When you go all-out in building a custom truck that can operate safely at highway speeds while still leaving the pavement and exploring off road, the cost tends to add up.

For Michaels, making the necessary modification had to be done within a budget. A lot of the improvements came through trades. Fortunately for Michaels, he has the ability to barter his art for truck parts.

“I got a deal on the truck because of its condition at the time and have since traded my artwork for the suspension, tires, custom engine, transmission and audio system,” he said. “I've done the rest of the welding, fabrication and wiring myself, using metal I had around the shop. Nearly everything on it is custom. I don't think I could replicate it for less than $100k and would likely have twice that if it was based on a new truck.”

Even with all this work, Michaels still says there is more he would like to do.

“I'm really happy with the setup of my truck,” he said, “but I’m about to add four channel trail cameras front, rear and two underneath. I would also like to add a divorced overdrive unit for highway cruising, a diesel-fired heater for the tent, and build a custom wiring system to eliminate some of the potentially problematic computer modules on the truck with the goal of making it as simple and field serviceable as possible.”

When Michaels first purchased the 2006 Dodge RAM, it had around 80,000 miles on the odometer. In the nine years he has owned it, he’s added another 100,000 miles via road trips and adventures. Included in those miles are a lot of unique stories. And along the way, he meets a lot of people who have heard about the truck and want to get their own personalized recitals of the stories.
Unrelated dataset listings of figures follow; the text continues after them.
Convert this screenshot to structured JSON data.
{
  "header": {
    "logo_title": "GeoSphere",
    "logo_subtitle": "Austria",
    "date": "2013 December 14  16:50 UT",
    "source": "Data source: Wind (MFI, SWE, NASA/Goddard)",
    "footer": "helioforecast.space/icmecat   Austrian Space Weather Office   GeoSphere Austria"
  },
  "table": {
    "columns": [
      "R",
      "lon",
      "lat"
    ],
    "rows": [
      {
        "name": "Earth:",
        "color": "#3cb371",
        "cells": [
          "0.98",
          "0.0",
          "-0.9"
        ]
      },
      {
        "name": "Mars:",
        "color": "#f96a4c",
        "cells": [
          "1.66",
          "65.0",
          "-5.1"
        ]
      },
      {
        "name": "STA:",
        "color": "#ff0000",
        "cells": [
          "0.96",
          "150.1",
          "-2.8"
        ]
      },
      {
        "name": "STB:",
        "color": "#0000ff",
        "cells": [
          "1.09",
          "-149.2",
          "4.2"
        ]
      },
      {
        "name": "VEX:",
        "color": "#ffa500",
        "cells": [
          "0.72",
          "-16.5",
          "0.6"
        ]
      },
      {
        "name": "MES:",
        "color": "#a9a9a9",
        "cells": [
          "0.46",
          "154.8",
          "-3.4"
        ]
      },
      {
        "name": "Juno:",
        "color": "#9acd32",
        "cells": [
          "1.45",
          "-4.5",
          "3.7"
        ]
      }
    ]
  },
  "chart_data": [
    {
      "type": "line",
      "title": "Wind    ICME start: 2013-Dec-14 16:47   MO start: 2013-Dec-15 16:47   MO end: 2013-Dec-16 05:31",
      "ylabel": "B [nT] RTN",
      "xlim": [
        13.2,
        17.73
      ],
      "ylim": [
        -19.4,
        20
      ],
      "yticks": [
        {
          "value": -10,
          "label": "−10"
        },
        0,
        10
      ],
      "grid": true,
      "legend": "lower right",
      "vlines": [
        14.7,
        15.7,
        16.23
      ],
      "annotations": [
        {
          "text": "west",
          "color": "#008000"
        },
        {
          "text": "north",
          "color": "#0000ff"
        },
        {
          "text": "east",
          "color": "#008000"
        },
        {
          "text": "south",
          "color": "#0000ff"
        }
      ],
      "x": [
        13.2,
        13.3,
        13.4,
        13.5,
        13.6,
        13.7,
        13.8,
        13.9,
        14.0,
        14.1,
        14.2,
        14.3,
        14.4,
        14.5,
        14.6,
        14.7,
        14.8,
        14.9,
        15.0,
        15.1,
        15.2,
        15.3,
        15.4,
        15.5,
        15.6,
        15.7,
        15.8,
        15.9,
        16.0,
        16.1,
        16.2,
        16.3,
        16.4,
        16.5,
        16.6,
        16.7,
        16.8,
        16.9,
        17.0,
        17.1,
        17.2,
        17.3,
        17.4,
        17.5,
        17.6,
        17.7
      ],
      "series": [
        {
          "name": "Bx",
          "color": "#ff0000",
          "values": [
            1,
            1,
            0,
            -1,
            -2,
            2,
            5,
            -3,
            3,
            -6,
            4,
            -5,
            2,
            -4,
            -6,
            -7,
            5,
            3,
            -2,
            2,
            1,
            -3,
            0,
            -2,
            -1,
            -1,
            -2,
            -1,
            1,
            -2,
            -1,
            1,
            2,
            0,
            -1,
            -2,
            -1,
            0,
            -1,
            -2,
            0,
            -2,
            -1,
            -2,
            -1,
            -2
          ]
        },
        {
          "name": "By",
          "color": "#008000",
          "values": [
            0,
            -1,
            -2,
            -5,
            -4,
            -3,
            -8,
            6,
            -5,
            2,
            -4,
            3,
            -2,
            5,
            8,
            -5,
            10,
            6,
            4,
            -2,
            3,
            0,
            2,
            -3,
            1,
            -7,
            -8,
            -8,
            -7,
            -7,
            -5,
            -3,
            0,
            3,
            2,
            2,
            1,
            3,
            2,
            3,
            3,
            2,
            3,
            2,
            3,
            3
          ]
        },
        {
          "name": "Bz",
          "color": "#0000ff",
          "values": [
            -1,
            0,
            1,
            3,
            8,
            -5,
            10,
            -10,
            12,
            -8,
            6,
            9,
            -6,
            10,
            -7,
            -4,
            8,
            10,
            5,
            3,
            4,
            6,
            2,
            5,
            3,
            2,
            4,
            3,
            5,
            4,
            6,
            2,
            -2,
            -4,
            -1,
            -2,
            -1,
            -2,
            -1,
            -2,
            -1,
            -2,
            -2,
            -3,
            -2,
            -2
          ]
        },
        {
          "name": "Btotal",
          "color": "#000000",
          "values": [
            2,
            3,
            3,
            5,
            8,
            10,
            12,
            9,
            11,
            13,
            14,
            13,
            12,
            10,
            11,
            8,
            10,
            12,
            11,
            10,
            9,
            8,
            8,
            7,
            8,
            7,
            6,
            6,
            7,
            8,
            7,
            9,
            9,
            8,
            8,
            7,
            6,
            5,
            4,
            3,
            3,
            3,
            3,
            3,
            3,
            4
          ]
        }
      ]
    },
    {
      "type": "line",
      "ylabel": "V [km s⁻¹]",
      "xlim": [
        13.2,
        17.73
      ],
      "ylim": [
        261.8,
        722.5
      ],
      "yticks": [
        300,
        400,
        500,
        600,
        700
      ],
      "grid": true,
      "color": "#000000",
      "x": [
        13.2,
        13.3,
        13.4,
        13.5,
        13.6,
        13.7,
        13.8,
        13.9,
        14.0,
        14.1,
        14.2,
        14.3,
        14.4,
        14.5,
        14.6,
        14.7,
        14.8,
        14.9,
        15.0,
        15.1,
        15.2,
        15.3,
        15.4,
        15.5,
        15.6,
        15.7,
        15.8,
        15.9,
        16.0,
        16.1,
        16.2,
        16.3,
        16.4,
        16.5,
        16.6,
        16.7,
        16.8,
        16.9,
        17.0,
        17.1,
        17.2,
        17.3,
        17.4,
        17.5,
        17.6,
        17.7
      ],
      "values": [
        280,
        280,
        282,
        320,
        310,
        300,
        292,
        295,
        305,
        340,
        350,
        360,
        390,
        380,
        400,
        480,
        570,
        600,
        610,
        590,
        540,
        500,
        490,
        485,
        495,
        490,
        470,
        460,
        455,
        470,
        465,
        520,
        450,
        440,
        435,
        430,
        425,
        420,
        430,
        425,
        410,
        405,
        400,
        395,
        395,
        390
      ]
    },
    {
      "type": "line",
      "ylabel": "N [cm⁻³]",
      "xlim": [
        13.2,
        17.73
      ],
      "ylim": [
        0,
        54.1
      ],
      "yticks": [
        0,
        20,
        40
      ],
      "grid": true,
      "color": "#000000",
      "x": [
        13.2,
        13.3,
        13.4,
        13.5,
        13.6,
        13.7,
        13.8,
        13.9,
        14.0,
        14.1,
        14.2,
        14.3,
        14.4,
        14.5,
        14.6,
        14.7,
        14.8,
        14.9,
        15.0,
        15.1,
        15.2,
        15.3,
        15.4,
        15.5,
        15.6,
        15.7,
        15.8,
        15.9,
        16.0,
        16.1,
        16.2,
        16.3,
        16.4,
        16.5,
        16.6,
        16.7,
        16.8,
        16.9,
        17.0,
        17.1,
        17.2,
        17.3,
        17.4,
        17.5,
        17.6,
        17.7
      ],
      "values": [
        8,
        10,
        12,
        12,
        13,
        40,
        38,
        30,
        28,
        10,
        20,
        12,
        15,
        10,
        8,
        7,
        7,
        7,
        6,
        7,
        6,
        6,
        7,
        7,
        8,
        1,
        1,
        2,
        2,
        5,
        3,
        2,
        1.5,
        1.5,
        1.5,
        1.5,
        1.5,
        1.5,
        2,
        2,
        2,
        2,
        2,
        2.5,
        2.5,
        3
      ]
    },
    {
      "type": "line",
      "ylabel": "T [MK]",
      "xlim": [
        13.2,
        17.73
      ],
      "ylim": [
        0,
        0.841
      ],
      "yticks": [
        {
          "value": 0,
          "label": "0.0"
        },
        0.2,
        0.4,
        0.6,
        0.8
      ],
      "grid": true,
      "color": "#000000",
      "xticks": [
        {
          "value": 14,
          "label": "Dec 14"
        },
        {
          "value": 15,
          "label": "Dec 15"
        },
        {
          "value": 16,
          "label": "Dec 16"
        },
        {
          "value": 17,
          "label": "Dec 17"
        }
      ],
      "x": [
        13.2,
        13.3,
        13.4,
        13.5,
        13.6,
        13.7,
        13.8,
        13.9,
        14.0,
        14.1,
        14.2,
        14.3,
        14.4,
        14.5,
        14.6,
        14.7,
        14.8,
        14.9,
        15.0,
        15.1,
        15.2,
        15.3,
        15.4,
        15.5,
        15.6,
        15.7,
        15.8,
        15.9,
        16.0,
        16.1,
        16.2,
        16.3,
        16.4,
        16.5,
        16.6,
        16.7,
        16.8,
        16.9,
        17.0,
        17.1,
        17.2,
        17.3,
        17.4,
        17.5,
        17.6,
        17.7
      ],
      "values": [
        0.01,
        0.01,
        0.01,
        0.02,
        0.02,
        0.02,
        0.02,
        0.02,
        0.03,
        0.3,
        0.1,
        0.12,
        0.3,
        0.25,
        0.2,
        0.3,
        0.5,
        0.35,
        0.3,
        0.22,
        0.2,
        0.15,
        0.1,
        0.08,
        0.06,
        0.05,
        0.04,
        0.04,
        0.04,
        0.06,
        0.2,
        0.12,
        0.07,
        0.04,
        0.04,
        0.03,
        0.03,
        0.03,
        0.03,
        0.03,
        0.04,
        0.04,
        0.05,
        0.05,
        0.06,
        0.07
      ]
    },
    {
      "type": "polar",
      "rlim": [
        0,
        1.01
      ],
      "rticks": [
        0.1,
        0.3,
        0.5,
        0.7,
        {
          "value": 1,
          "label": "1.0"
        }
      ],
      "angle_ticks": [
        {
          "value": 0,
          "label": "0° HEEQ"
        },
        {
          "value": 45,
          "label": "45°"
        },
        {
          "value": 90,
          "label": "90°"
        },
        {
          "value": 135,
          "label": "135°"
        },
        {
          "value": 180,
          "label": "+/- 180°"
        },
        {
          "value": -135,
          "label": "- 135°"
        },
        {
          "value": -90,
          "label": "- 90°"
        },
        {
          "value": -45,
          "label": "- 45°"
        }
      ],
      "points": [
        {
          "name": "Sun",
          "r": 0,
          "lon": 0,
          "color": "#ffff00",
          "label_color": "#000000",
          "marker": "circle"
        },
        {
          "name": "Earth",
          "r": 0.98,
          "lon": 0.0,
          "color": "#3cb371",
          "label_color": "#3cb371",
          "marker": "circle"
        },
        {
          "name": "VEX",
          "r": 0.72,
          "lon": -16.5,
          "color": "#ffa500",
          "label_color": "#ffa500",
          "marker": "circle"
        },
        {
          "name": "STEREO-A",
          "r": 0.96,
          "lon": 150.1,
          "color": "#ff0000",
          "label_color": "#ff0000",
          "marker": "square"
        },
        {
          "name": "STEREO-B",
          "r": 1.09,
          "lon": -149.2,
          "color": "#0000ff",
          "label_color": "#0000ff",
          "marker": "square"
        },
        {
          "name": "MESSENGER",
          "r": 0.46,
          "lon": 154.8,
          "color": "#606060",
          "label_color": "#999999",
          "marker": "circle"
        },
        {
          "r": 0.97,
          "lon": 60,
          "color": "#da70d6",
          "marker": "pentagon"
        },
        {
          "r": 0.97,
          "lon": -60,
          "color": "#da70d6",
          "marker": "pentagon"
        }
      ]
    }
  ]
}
Those experiences alone have made all the work and sacrifice worth it.

Michaels describes himself as a professional artist and sculptor, as well as a part-time overland vehicle builder and occasional internet personality (telling stories of his travels, mishaps and adventures). His hobby is traveling—he has been to 48 states, four continents and more than 51 countries. He has crossed the Arctic Circle and traveled around the world. He still has plans to drive from the southern tip of South America to the northern tip of North America and to visit the South Pole.

For 20 years he has been building overland trucks for a hobby. But recently, the popularity has grown and enough people have approached him with requests to build and fabricate something specifically for their needs, encouraging him to start his own business. 

“Once my truck became known around Atlanta at Caffeine & Octane [automobile show] and then became known to millions on VinWiki and the various Facebook groups like Peach State Overland Community, people started coming out of the woodwork asking me to build trucks and trailers and safari cars,” he said. “With the recent pandemic putting a big dent in the mural and sculpture business while driving more and more people to seek recreation out in the woods, it seemed like the time was right to take some of these people up on their offers.”

Michael started Allnight Overland, which quickly outgrew his driveway. He is now in the process of moving to a hangar and will be taking limited customers for unique builds. He already has a 4x4 diesel van, an army trailer and a 911 Porsche lined up.

Each one of these builds will come with a unique story. Leave it to Michaels to tell the tale in a tantalizing way. That’s what great storytellers do.